Thursday 17 July 2014

HIN Interview - Taco Tricycle Timbuktu

Artwork by HIN, on display at Taco-Tricycle-Timbuktu

Bob Motown, HIN and John Atherton have come together to produce a show of entirely new work that  sees a collision of worlds from illustration, street art and fine art. As the name may suggest, Taco-Tricycle-Timbuktu presents a variety of playfully fresh works that appear quite innocent and tongue-in-cheek at first until you delve a little deeper and discover the darker undertones of each piece. We caught up with our good friend HIN at the opening of the show, here's what he had to say:

You have a show running at Stour Space in Hackney Wick at the moment, can you tell us a little bit about it?

The show is between me and 2 artists friends of mine Bob Motown and John Atherton. Both very good artist work in a different medium. We all share a playful sense of humour. We collaborated on a special edition screen print for the show as for the rest we created our own individual narrative within the space. Mine is all about animals. In the modern society, animals and humans' space are constantly overlapping and I tried to imagine how it is if animals start to pick up our behaviours, habits & even beliefs. Animals pray to God, wanting to loose weight, longing to become famous or racist animals etc. 
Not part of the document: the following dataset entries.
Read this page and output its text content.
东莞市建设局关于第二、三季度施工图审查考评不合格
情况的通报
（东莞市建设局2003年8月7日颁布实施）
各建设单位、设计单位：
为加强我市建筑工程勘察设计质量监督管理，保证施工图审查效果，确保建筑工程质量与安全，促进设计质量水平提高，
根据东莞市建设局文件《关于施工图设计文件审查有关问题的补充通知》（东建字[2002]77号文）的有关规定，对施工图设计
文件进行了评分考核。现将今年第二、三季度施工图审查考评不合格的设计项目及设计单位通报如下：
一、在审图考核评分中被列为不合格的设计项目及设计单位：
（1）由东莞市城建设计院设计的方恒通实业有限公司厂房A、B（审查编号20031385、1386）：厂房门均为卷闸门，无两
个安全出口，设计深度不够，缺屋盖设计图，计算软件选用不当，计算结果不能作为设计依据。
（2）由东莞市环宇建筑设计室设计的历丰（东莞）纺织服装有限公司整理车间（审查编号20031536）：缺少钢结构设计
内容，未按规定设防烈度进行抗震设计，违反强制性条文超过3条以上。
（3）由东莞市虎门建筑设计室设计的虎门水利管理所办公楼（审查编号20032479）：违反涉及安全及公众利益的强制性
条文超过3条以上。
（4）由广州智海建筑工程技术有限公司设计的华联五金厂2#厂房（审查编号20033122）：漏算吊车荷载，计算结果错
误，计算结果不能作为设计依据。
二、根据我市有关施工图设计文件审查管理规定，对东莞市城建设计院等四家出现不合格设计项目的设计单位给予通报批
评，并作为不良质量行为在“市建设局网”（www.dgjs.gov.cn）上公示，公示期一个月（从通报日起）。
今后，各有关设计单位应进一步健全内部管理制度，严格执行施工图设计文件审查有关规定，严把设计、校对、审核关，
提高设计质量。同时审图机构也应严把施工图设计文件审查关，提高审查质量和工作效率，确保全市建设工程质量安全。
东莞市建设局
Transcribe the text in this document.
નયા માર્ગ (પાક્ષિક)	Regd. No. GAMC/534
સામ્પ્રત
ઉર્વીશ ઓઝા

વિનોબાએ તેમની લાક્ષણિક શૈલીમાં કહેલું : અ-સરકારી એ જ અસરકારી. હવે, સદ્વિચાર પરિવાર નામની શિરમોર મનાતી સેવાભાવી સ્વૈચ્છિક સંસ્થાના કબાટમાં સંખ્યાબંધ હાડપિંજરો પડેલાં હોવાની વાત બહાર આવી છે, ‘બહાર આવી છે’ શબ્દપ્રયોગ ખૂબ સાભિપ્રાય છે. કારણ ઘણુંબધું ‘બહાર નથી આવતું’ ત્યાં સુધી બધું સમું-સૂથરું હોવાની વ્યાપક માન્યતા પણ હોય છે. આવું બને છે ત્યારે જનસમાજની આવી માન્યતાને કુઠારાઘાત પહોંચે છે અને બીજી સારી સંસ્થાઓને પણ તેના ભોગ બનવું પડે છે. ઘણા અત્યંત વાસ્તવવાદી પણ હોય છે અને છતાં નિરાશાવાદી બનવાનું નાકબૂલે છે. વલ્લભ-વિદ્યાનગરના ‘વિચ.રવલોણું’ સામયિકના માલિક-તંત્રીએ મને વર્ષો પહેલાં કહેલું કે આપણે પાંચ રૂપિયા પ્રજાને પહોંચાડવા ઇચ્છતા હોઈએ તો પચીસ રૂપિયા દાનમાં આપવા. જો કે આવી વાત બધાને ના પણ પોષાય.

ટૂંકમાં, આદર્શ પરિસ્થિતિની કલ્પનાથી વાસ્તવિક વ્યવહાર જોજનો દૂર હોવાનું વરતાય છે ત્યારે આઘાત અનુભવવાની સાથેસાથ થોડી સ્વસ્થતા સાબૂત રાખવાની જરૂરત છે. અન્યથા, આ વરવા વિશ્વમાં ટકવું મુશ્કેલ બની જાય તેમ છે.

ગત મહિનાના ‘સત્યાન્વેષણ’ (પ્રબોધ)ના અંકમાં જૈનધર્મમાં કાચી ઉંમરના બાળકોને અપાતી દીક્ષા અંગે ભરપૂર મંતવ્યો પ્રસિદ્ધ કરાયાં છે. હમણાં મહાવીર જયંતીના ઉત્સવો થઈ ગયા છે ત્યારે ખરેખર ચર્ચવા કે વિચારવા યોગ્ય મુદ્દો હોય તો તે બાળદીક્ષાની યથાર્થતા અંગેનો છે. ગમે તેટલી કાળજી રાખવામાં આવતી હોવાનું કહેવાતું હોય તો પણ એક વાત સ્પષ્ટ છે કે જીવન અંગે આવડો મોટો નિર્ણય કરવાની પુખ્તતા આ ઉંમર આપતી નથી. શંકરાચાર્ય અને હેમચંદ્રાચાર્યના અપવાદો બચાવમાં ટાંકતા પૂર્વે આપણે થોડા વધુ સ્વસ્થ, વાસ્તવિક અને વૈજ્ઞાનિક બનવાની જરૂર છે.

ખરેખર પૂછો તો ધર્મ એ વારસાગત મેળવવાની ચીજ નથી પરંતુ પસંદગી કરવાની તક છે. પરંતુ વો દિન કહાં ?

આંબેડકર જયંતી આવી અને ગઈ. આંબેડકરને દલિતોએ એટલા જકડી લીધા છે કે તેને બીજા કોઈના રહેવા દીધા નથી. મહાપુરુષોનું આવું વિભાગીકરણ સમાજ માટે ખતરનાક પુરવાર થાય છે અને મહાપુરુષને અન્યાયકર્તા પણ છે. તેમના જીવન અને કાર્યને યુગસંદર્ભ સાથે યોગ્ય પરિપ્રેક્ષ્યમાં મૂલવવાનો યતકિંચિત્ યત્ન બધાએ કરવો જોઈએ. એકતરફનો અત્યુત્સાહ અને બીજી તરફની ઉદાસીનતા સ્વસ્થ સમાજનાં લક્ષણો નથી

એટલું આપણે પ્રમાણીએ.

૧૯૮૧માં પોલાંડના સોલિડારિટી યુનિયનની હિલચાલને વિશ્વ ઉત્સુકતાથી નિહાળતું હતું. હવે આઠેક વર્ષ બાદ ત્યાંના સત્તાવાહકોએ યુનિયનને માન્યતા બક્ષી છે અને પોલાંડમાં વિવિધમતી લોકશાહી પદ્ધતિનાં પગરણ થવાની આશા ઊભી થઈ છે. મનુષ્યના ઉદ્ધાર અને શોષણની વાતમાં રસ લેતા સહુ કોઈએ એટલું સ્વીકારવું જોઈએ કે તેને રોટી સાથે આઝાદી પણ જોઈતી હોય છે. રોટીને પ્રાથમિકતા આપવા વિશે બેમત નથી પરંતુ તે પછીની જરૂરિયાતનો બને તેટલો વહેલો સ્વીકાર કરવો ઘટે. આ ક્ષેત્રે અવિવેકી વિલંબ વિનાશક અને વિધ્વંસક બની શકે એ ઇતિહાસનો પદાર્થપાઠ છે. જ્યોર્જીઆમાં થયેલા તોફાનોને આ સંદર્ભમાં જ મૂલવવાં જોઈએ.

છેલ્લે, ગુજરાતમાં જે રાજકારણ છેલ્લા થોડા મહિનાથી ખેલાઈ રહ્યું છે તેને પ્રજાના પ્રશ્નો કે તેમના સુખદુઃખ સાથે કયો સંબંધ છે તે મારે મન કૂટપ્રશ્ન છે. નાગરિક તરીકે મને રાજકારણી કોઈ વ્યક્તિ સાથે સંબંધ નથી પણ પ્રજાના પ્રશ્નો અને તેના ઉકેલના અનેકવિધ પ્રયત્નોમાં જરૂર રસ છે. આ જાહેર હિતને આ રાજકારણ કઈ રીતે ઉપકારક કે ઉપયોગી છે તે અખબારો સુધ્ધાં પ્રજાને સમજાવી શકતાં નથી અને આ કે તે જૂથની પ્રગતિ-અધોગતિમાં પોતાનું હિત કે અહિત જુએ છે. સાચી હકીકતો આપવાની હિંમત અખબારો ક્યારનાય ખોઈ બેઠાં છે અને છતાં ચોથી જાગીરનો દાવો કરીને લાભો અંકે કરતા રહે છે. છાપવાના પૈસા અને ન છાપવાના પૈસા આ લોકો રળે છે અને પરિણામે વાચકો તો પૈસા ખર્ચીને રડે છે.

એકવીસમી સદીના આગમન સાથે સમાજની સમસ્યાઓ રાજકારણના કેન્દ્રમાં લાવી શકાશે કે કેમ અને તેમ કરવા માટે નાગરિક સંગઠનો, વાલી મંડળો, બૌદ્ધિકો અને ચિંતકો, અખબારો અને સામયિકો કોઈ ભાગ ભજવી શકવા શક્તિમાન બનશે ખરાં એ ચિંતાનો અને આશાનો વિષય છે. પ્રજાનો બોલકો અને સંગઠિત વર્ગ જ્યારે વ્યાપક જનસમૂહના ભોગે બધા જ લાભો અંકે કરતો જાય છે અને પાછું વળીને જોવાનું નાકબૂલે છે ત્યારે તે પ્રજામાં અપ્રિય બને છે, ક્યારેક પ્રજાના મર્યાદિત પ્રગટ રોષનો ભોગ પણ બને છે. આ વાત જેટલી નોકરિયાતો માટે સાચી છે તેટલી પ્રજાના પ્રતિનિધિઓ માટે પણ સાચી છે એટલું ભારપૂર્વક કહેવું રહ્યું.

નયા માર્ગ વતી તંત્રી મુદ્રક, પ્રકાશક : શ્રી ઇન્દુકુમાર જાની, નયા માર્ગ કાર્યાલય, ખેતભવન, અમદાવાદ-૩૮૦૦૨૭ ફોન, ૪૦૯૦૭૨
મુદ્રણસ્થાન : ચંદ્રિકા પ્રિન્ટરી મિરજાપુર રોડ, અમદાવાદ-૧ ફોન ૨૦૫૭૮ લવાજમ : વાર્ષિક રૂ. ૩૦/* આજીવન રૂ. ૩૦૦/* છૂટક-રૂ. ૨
We saw some awesome new HIN pieces in the show like your diorama’s and sculptures of squirrels stuck in beer cans. Can you explain the squirrel in the beer can for us?

The 3D pieces isn't something new for me. It's just that it's a too difficult for me to show that side of my work on the street. I always love taxidermy and the squirrel in the can share the same basic concept for the show. Animals very often feed themselves on human consumption nowadays. I've seen foxes drinking coke, pigeons eating kebab and even a drunk hedgehog. I feel that modern taxidermy should include part of that also.   

'Walk Into My Life' by HIN
Your work characteristically has very strong political connotations attached, (but often juxtaposed with child-like imagery). Were you always interested in politics growing up?

The thing is I never feel my work has a strong political connotations. I speak about things that touches me in that specific time. It could be about war or it could be about my grandmother's cat. The truth is part of our world is construct by pain, cruelty and greed. I believe the spirit of a child - the honesty, lack of judgement, the freedom and the natural creativity plus humour can help dilute that. It isn't politics I'm interested in. I'm just trying to find a balance within this oxymoron of the world we live in.

You have been known to depict controversial leaders such as Kim Jong Un, Silvio Berlusconi and Muammar Gaddafi - has this ever resulted in any trouble (or amusing emails)?

Once an Arabic couple passed by the gallery and saw the Bin Laden print. They very calmly said "This is rude, you must take it down, he is our prophet." When I heard that sentence made me feel that may be punching a hooligan in a face isn't such a scary thing. 

Where do you get your inspiration for the innocent, child-like quality of your pieces? 

I was forced to grow up at a very young age and there was no fun in it whatsoever. I always seeked for some sort of honesty & truth in life and I find it more often in children and I communicate much better with them. I guess I picked that up from them. Also I do have a slight biboplar personality so that helps. 

HIN Panda, on display at Stour Space
A street paste up by HIN

You moved to England from Hong Kong when you were just 12 years old. What is the street art like in Hong Kong? Have you done any pieces there when you have gone back to visit?

There are only a handful of street artists in Hong Kong. Not many pieces around. Everytime when I return I'd try to make as many pieces as possible. I try to let Hong Kong people understand this form of communication. Due to Hong Kong's complicated political situation with China. I feel that this can be a very useful channel of expression in the near future.

Tell us who inspires you, who are your three favourite artists that you admire?

There are movies, music and artists that can offer you temporary energy and ideas but people that I admire would be people I'm close to. I can see how they live deal with their daily struggle. My close friend's two kids Monia and Nias inspire me very much. They are plain hilarious.

Taco-Tricycle-Timbuktu is open until the 4th of August at Stour Space in Hackney Wick.